QCOSTARICA – U.S. President Barack Obama is planning an historic visit to Cuba next month, a senior administration official said Wednesday night, making him the first serving United States president to step foot on the island in nearly nine decades.
The official told news agencies details would be announced Thursday as part of a larger tour by Obama of Latin America and coinciding with a trip by a Major League Baseball team. Cubans have a passion for the baseball.
U.S. – Cuba normalization plans were announced in December 2014. Obama and Cuban President Raul Castro met a year later, last April in Panama, where Obama said he would consider visiting Cuba.
On Tuesday, the two countries signed a deal restoring commercial air traffic for the first time in five decades, since the United States cut diplomatic relations in 1961 after Castro’s brother, Fidel Castro, seized power of the island.
Immediately after signing the commercial flights deal, the US Department of Transportation opened bidding by American carriers on as many as 110 US-Cuba flights a day. All flights currently operating between the two countries are charters.
In Costa Rica, no word from the Cuban community or the hundreds of Cuban migrants still stranded in Costa Rica since last November, now able to board weekly flights to Mexico, to reach the U.S. border.
In interviews, many fo the Cuban migrants said one of the reasons behind their journey to reach the U.S. starting in Ecuador, moving through Colombia, Central America and Mexico to reach the U.S. border, was the possible removal of the “wet foot, dry foot” law, the Cuban Adjustment Act of 1966 giving special immigration privileges to Cubans setting foot in the U.S., once the two countries normalized relations.
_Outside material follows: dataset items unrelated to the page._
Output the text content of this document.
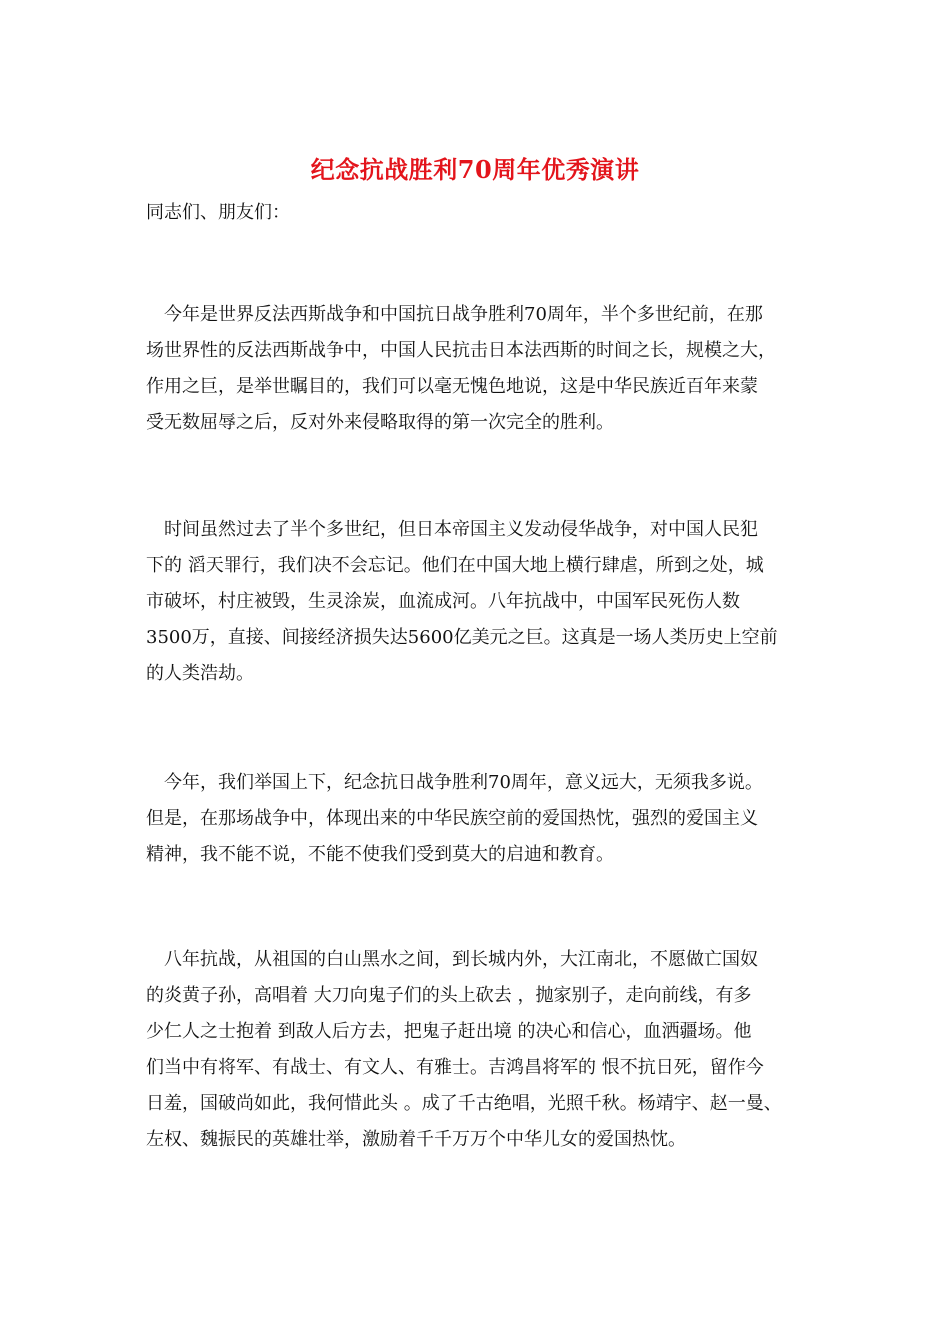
纪念抗战胜利70周年优秀演讲
同志们、朋友们：
今年是世界反法西斯战争和中国抗日战争胜利70周年，半个多世纪前，在那
场世界性的反法西斯战争中，中国人民抗击日本法西斯的时间之长，规模之大，
作用之巨，是举世瞩目的，我们可以毫无愧色地说，这是中华民族近百年来蒙
受无数屈辱之后，反对外来侵略取得的第一次完全的胜利。
时间虽然过去了半个多世纪，但日本帝国主义发动侵华战争，对中国人民犯
下的 滔天罪行，我们决不会忘记。他们在中国大地上横行肆虐，所到之处，城
市破坏，村庄被毁，生灵涂炭，血流成河。八年抗战中，中国军民死伤人数
3500万，直接、间接经济损失达5600亿美元之巨。这真是一场人类历史上空前
的人类浩劫。
今年，我们举国上下，纪念抗日战争胜利70周年，意义远大，无须我多说。
但是，在那场战争中，体现出来的中华民族空前的爱国热忱，强烈的爱国主义
精神，我不能不说，不能不使我们受到莫大的启迪和教育。
八年抗战，从祖国的白山黑水之间，到长城内外，大江南北，不愿做亡国奴
的炎黄子孙，高唱着 大刀向鬼子们的头上砍去 ，抛家别子，走向前线，有多
少仁人之士抱着 到敌人后方去，把鬼子赶出境 的决心和信心，血洒疆场。他
们当中有将军、有战士、有文人、有雅士。吉鸿昌将军的 恨不抗日死，留作今
日羞，国破尚如此，我何惜此头 。成了千古绝唱，光照千秋。杨靖宇、赵一曼、
左权、魏振民的英雄壮举，激励着千千万万个中华儿女的爱国热忱。
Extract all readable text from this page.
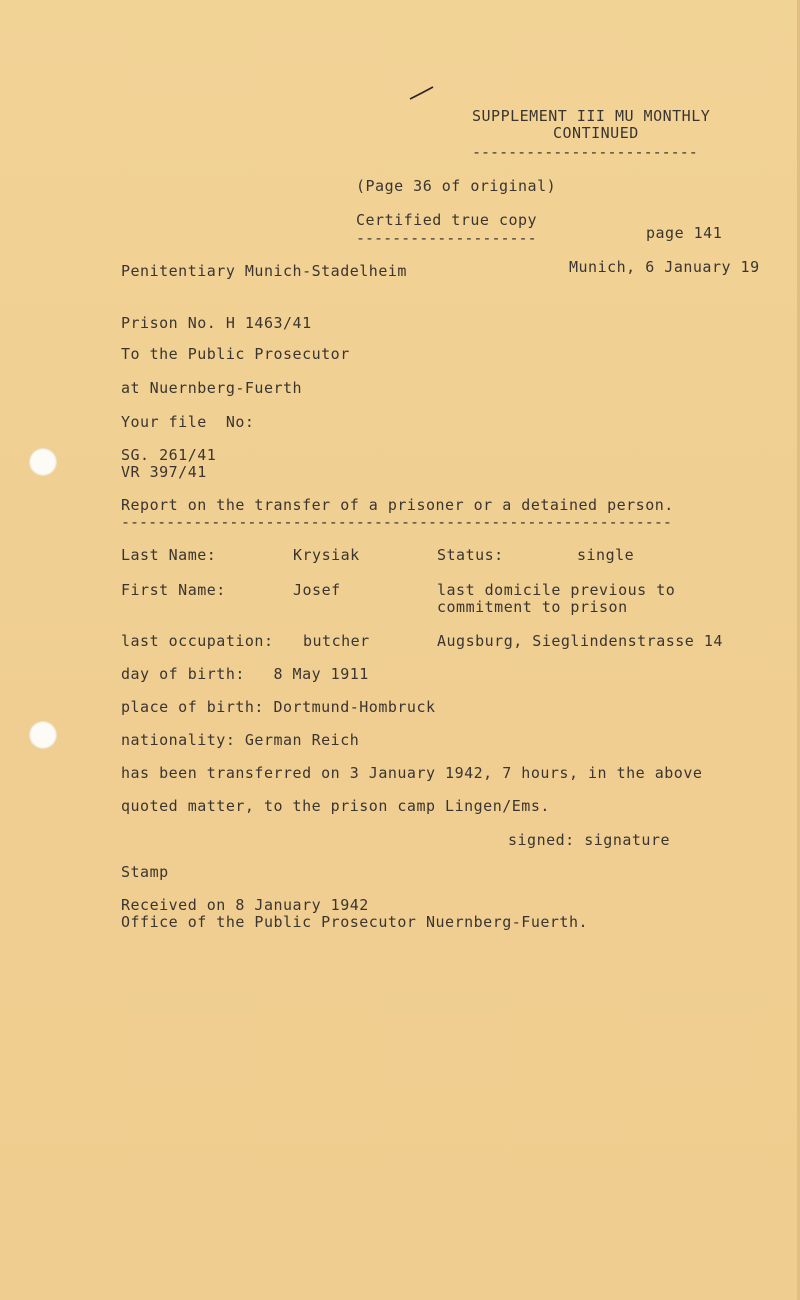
SUPPLEMENT III MU MONTHLY
CONTINUED
-------------------------
(Page 36 of original)
Certified true copy
--------------------	page 141
Penitentiary Munich-Stadelheim	Munich, 6 January 19
Prison No. H 1463/41
To the Public Prosecutor
at Nuernberg-Fuerth
Your file  No:
SG. 261/41
VR 397/41
Report on the transfer of a prisoner or a detained person.
-------------------------------------------------------------
Last Name:	Krysiak	Status:	single
First Name:	Josef	last domicile previous to
commitment to prison
last occupation: butcher	Augsburg, Sieglindenstrasse 14
day of birth:   8 May 1911
place of birth: Dortmund-Hombruck
nationality: German Reich
has been transferred on 3 January 1942, 7 hours, in the above
quoted matter, to the prison camp Lingen/Ems.
signed: signature
Stamp
Received on 8 January 1942
Office of the Public Prosecutor Nuernberg-Fuerth.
In the U.S., at a Republican presidential campaign forum in Greenville, South Carolina, on Wednesday night, Sen. Marco Rubio of Florida criticized reports of Obama’s plans, calling Castro’s government “an anti-American communist dictatorship.”Asked whether he would ever visit Cuba as president, Rubio — whose parents immigrated to the United States from Cuba in 1956 — said, “Not if it’s not a free Cuba.”
Sen. Ted Cruz of Texas, whose father was born in Cuba and was granted political asylum in the United States, said he was “saddened” by the news and vowed never to visit the country “as long as Castro is in power.”
Florida is a major destination for most Cubans leaving the island; Texas is the main entry point of the Cuban migrants into the U.S.